A prior meta-analysis found that taking thiazides was linked to a lower incidence of fracture in case-control studies but not in cohort studies. Selection and recollection biases are two types of inherent biases that may be responsible for the relationships shown in case-control studies. Therefore, using thiazides might not prevent fractures27. While our study demonstrated associations between thiazide use and falls/syncope, several alternative explanations should be considered. Confounding by indication may play a role, as patients on thiazides could have more severe hypertension or other comorbidities that independently increase the risk of falls. Additionally, unmeasured confounders such as cognitive function, frailty, or physical activity levels could influence thiazide prescription and the risk of falls. The potential for detection bias should also be acknowledged, as study participants taking thiazides may be monitored more closely, leading to increased identification of falls/syncope events.
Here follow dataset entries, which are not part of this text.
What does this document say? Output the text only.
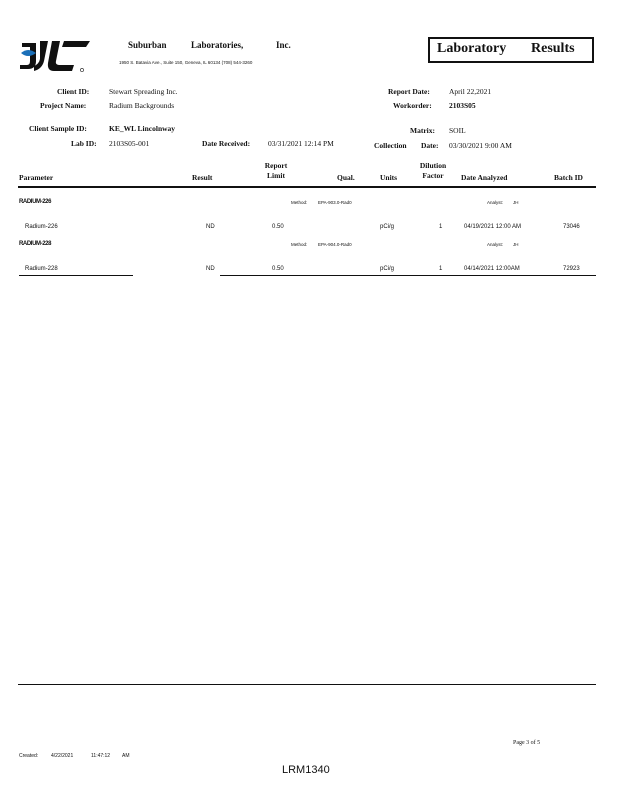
Suburban	Laboratories,	Inc.
1950 S. Batavia Ave., Suite 150, Geneva, IL 60134 (708) 544-3260
Laboratory Results
Client ID:	Stewart Spreading Inc.
Project Name:	Radium Backgrounds
Report Date:	April 22,2021
Workorder: 2103S05
Client Sample ID:	KE_WL Lincolnway
Lab ID: 2103S05-001	Date Received: 03/31/2021 12:14 PM
Matrix: SOIL
Collection Date: 03/30/2021 9:00 AM
Parameter	Result
Report
Limit	Qual.	Units
Dilution
Factor	Date Analyzed	Batch ID
RADIUM-226	Method: EPA-903.0-Rad0	Analyst: JH
Radium-226	ND	0.50	pCi/g	1	04/19/2021 12:00 AM	73046
RADIUM-228	Method: EPA-904.0-Rad0	Analyst: JH
Radium-228	ND	0.50	pCi/g	1	04/14/2021 12:00AM	72923
Page 3 of 5
Created:	4/22/2021	11:47:12 AM
LRM1340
Future research should focus on prospective studies to further elucidate the causal relationship between thiazide diuretic use and falls and syncope events and the underlying mechanisms involved. Additionally, studies investigating the efficacy of preventive interventions and alternative treatment strategies in high-risk patients would be valuable in improving patient safety and clinical outcomes.

The present study included 152 study participants taking thiazide diuretics and 352 study participants not taking thiazides, providing sufficient statistical power to detect significant associations. Moreover, in this study, detailed demographic, clinical, laboratory, and outcome data were collected, allowing for a thorough investigation of potential risk factors and confounders. The use of propensity score matching in the control group further helped reduce potential selection bias and ensure comparability between the two groups. The inclusion of multivariate logistic regression models allowed for the adjustment of potential confounding factors, providing more reliable estimates of the associations between thiazide use and the risk of falls/syncope.

Despite the above strengths, there were some limitations. As a retrospective study, the data were collected from existing medical records in the present investigation, which may be subject to potential inaccuracies or missing information. The investigation was located in one centre study. Notably, the study did not provide details on the severity or consequences of the falls and syncope events, which could have been useful for assessing their clinical impact. Despite the comprehensive data collection and multivariate analysis, there may be additional, unmeasured confounding factors that could influence the observed associations. The unmeasured confounders like diet, physical activity, depression, and cognitive impairment were not accounted for and might have influenced the results. Finally, the study did not specify the duration of follow up, which could affect the capture of long-term outcomes or adverse events.

Overall, our study demonstrated a significant increase in falls and syncope events among patients taking thiazide diuretics compared to those who were not on these medications. We identified several independent risk factors, including increasing age, congestive heart failure, longer duration of thiazide use, electrolyte imbalances (hyponatremia, hypokalaemia, and metabolic alkalosis), acute kidney injury, and decreased renal function. These results highlighted the importance of careful monitoring and individualized treatment approaches when prescribing thiazide diuretics to hypertensive patients. While these medications remain valuable for hypertension management, our findings underscore the need for regular electrolyte and renal function monitoring and the implementation of fall prevention strategies in high-risk patients.

Financial support & sponsorship

None.

Conflicts of Interest

None.

Use of Artificial Intelligence (AI)-Assisted Technology for manuscript preparation

The authors confirm that there was no use of AI-assisted technology for assisting in the writing of the manuscript and no images were manipulated using AI.